Il rapporto statunitense indicava la potenza dei nuovi sistemi missilistici e d’artiglieria coreani e la loro capacità di minacciare obiettivi difesi dagli ultimi sistemi di difesa aerea nordamericani: “I recenti progressi nel programma die test missilistici balistici della Corea democratica sembrano essere diretti allo sviluppo di capacità per sconfiggere o degradare l’efficacia delle difese missilistiche schierate nella regione: Patriot, Aegis Balistic Missile Defense (BMD) e Terminal High Altitude Air Defense (THAAD)”. Il rapporto inoltre osservava che il KN-23 “esemplifica il progresso più notevole” della RPDC nel campo delle armi tattiche, col missile osservato condurre complesse manovre “pull-up” intese a confondere i sistemi di difesa aerea nemici. Per quanto riguarda il KN-24, il rapporto rilevava che il missile più leggero “dimostra sistema di guida e manovrabilità in volo da ottenere attacchi di precisione”.
I due nuovi missili balistici dovrebbero sostituire le piattaforme più vecchie come KN-02 a propellente solido e Hwasong-6 a propellente liquido in servizio in prima linea. I sistemi di difesa aerea sudcoreani e giapponesi hanno in particolare lottato per rintracciare i sistemi missilistici nordcoreani e, considerando le pessime prestazioni registrate dai sistemi di difesa aerea prodotti dagli Stati Uniti contro obiettivi vecchi di decenni come i missili Scud-B e Burkan in Medio Oriente, le possibilità di intercettare le nuove armi tattiche nordcoreane saranno assai basse.

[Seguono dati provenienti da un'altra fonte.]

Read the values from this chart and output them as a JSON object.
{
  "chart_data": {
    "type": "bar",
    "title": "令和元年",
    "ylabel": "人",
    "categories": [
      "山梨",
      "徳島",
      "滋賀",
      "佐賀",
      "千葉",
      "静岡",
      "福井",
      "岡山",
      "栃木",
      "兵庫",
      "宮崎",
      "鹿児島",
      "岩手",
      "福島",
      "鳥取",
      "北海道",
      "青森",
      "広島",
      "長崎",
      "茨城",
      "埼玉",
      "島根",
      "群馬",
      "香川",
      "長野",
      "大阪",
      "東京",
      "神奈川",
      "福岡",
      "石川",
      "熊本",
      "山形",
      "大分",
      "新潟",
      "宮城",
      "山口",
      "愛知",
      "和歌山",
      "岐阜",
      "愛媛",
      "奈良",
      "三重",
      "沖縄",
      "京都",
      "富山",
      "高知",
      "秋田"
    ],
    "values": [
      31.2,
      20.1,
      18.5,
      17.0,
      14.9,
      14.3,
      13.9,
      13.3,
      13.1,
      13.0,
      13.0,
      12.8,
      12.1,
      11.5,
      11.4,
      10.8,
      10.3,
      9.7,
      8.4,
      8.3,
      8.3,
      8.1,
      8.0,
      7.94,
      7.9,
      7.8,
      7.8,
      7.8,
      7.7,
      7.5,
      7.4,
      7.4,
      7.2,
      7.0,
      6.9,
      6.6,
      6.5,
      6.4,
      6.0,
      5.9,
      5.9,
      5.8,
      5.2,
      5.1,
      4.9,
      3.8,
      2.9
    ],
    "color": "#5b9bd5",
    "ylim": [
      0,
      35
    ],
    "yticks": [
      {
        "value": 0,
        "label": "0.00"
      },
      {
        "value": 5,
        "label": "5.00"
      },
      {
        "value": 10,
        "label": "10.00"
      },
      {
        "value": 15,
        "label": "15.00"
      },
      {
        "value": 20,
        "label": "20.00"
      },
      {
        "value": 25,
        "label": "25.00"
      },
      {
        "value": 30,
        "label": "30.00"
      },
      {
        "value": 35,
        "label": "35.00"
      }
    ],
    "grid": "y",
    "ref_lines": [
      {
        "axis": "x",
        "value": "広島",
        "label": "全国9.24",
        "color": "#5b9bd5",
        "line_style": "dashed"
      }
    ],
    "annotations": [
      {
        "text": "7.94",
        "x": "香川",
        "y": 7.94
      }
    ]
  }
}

Per quanto riguarda il sistema d’ artiglieria missilistica KN-25, il rapporto nordamericano osservava che il sistema “confonde la distinzione tra razzo e missile”, sfoggiando “avionica avanzata, sistemi di guida inerziale e satellitare e strutture aerodinamiche”. La portata estrema del sistema è maggiore di quella di molti missili balistici come Hwasong-5 e KN-02, e consente alle forze nordcoreane di colpire obiettivi statunitensi e sudcoreani in gran parte della penisola coreana. La piattaforma ha un valore strategico mettendo a rischio Seoul e altri centri abitati, ma il suo valore tattico è probabilmente maggiore per la capacità di bombardare aeroporti, centri di comando e altre strutture vitali. Il puntamento sui campi di aviazione in Corea del Sud è emerso come parte importante della strategia militare della Corea democratica, in particolare da quando gli aviogetti stealth F-35A e F-22 iniziavano ad essere dispiegati nella penisola richiedendo una quantità assai elevata di manutenzione e impiegano molto tempo sul campo, rendendosi particolarmente vulnerabili a tali attacchi. Gli aeroporti sono considerati obiettivi principali per tutti e tre i sistemi d’arma, che a fianco dei crescenti investimenti della Corea democratica nei sistemi missilistici antiaerei terrestri, minerà la superiorità aerea che Stati Uniti ed alleati avrebbero altrimenti in caso di possibile guerra.